I walked around my street for about ten minutes, wondering what was so terribly repulsive about me that someone would treat me like that. We had shared a number of e-mails and chatted on the phone a bit. I don't know if I was too nerdy. I don't know if it's because I talk too much. I don't know if she took issue with the high school I attend (it's well known here for its liberal and welcoming stance toward people of all races and orientations). Heck, I don't even know if it's just because I seem like the laid-back, push-over kind of person who would let something like that slide.
But I quit wondering what a terrible person I am, and texted her. In plain terms, I told that bitch where she could shove it with her fake attitude.
I'm proud of myself. Usually I try to rationalize why others treat me like crap. I come up with excuses for them. But this was too much - the audacity of this broad just blew me away.
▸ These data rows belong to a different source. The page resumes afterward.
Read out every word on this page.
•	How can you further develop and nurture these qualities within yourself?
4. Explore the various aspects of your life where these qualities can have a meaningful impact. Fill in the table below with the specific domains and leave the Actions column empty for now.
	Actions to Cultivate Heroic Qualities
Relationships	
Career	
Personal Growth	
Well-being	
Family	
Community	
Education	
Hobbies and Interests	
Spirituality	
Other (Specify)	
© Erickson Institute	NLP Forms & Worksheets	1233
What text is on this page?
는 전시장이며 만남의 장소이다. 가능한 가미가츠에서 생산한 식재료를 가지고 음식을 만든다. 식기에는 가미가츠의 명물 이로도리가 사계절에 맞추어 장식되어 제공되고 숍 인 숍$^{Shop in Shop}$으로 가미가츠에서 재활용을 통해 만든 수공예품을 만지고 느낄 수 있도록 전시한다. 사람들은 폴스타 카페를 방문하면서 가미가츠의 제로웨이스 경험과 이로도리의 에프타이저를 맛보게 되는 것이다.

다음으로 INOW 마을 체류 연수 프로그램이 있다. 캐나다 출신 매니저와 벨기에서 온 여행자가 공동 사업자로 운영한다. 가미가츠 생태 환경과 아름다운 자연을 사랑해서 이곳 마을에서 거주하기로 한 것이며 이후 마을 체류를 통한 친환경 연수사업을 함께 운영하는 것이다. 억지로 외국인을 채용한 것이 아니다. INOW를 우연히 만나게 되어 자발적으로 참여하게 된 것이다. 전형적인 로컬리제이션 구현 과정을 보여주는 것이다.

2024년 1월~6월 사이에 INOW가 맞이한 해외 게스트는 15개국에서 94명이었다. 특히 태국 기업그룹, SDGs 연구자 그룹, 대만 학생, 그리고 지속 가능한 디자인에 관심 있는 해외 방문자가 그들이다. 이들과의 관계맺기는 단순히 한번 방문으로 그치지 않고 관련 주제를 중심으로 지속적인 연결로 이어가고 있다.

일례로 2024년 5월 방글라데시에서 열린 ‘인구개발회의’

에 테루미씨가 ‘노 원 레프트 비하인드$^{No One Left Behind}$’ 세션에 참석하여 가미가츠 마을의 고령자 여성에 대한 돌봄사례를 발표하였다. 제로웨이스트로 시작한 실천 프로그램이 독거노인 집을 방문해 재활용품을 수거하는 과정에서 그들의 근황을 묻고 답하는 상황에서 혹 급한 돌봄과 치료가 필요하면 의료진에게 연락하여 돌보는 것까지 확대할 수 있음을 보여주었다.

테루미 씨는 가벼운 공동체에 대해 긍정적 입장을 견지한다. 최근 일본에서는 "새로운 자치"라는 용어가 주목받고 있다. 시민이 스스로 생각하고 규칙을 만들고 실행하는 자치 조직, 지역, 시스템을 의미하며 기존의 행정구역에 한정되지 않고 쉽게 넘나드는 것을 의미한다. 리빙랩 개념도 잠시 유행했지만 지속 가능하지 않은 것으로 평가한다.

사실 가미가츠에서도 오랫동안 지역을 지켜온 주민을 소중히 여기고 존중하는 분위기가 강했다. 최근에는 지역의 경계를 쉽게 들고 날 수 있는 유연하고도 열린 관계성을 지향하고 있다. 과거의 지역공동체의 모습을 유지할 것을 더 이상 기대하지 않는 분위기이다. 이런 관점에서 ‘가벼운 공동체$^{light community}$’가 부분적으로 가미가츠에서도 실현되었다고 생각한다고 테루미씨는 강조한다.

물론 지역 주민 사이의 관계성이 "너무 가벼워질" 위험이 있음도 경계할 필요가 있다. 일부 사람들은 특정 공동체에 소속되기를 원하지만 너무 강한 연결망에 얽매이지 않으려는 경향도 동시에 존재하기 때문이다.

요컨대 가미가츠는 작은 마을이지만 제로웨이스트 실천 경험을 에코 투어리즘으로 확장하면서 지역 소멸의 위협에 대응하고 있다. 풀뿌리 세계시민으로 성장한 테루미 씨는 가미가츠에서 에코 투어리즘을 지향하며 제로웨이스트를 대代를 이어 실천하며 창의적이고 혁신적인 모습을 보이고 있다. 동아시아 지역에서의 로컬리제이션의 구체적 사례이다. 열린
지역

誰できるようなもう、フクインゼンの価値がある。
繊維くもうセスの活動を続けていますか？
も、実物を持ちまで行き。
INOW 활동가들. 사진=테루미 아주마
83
I received an e-mail from her afterwards... she haughtily told me how much she didn't "appreciate" my text, and how she was so disappointed she was to see a "Christian" act that way to another. What's the point in replying to that steaming pile of dung?
I really hate when people who share my faith try to use it as a mask. Just because you're Christian doesn't mean you can get away with treating others like dirt if they are 'lesser' than you in any way. I prefer people to just tell others what they think, rather than coming up with creative ways to toy with them.
I'm done alternating between mopey and angry. I'm trusting that everything will be awesome in the end - that I will get a fantastic room mate through the random selection process. I know one thing for sure, though - that girl has lost out on having a good friend.